LGH residents gain broad skills, training in inpatient, outpatient, rural, and urban settings, with a special emphasis on obstetrics. Pamela A. Vnenchak, MD, a 1993 graduate who recently succeeded Stephen Ratcliffe, MD, as the program’s third director, remembers being on-call by herself in rural Quarryville.
Patients would call or knock on the door with ailments that ranged from broken bones and lacerations to chest pain, she said. While it was rather terrifying to never know exactly what was coming next, having to solve the problem by herself, she says, also gave her a lot of confidence.
The promise of diverse clinical experiences attracts many future residents. Christine M. Stabler, MD, LG Health vice president of Academic Affairs, had no plans to leave her native Philadelphia until, as a third-year medical student, she heard Zervanos speak.
“His speech resonated with me,” said Stabler, a 1983 graduate. “He put my feelings about continuous, comprehensive care into words and more importantly, actions. I knew then that Lancaster would help me become the physician I envisioned.”
While program graduates practice in such far-off locations as Africa, Alaska, and Hawaii, many put down permanent roots in Lancaster during their three years in residency. In recent years, about 60 percent of graduates have joined LG Health Physicians practices.
John C. Wood, MD, medical director, LG Health Physicians, and a 2004 graduate, said the residency program’s comprehensive training prepares graduates to confidently pursue any career direction they choose. The emphasis on providing comprehensive care helps many to feel at home in a full-spectrum family practice, but more than a dozen areas of concentration allow other graduates to dedicate their careers to more specialized areas, such as sports medicine, geriatrics, hospital medicine, or HIV care.
The program also trains physicians in the key competencies of leadership. Graduates have gone on to become LGHP regional medical directors and managing physicians, department chairs, program directors, medical school deans, Family Physicians of the Year, and leaders in national professional associations.

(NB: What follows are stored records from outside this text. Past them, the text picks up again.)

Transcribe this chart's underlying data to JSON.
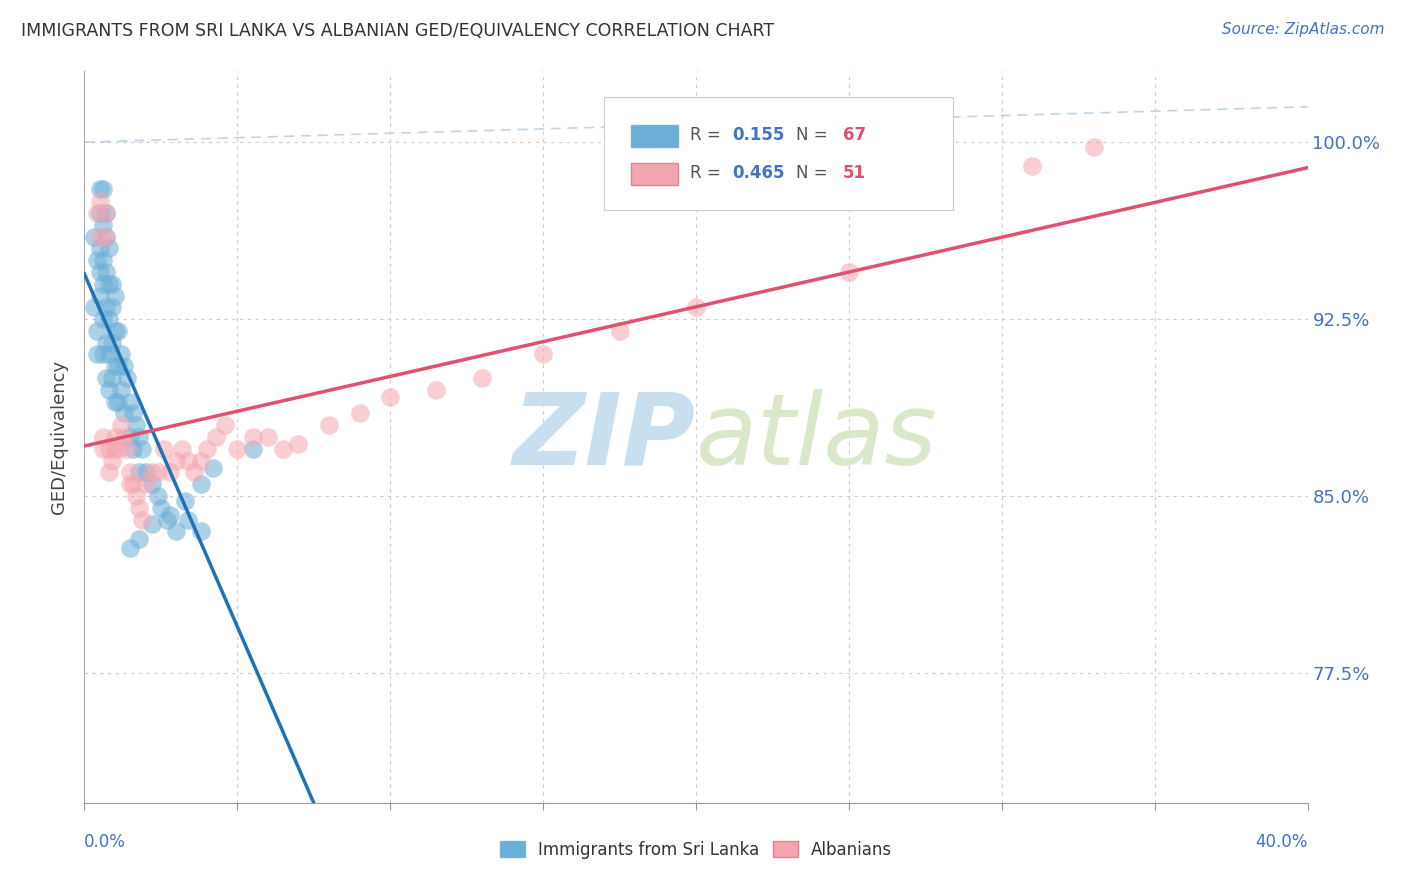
{
  "title": "IMMIGRANTS FROM SRI LANKA VS ALBANIAN GED/EQUIVALENCY CORRELATION CHART",
  "source": "Source: ZipAtlas.com",
  "ylabel": "GED/Equivalency",
  "yticks": [
    "77.5%",
    "85.0%",
    "92.5%",
    "100.0%"
  ],
  "ytick_vals": [
    0.775,
    0.85,
    0.925,
    1.0
  ],
  "xlim": [
    0.0,
    0.4
  ],
  "ylim": [
    0.72,
    1.03
  ],
  "r_sri": 0.155,
  "n_sri": 67,
  "r_alb": 0.465,
  "n_alb": 51,
  "color_sri": "#6baed6",
  "color_alb": "#f4a6b0",
  "line_color_sri": "#2171b5",
  "line_color_alb": "#e05070",
  "background_color": "#ffffff",
  "watermark_text": "ZIPatlas",
  "watermark_color": "#daeaf7",
  "xtick_positions": [
    0.0,
    0.05,
    0.1,
    0.15,
    0.2,
    0.25,
    0.3,
    0.35,
    0.4
  ]
}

Michael R. Ripchinski, MD, chief clinical officer at LG Health, who graduated in 2006, said LGH was his top-ranked residency program, due to its reputation, his experiences during medical school rotations, and the caliber of faculty, residents, and the hospital. His interest in leadership and the administrative aspects of medicine originated during residency.
“I developed a calmness under pressure for anything I do now in my current role as a result of experiences leading hospital codes, performing procedures in our rural office and delivering over 100 babies during residency,” he said. “I absolutely believe that my formative years in residency directly contributed to my abilities to engage and lead others to improve our patients’ outcomes.”
Zervanos, who served as director until 2002, attributes the program’s continued success to administrative and clinical staff support, a dedicated faculty and the residents themselves. Admission to the program is highly competitive, with 150 physicians applying for 13 openings each year.
“So many times on an interview day, I felt so inspired by the young people applying,” he said. “Some didn’t end up coming to our program, but thankfully, a lot of them did.”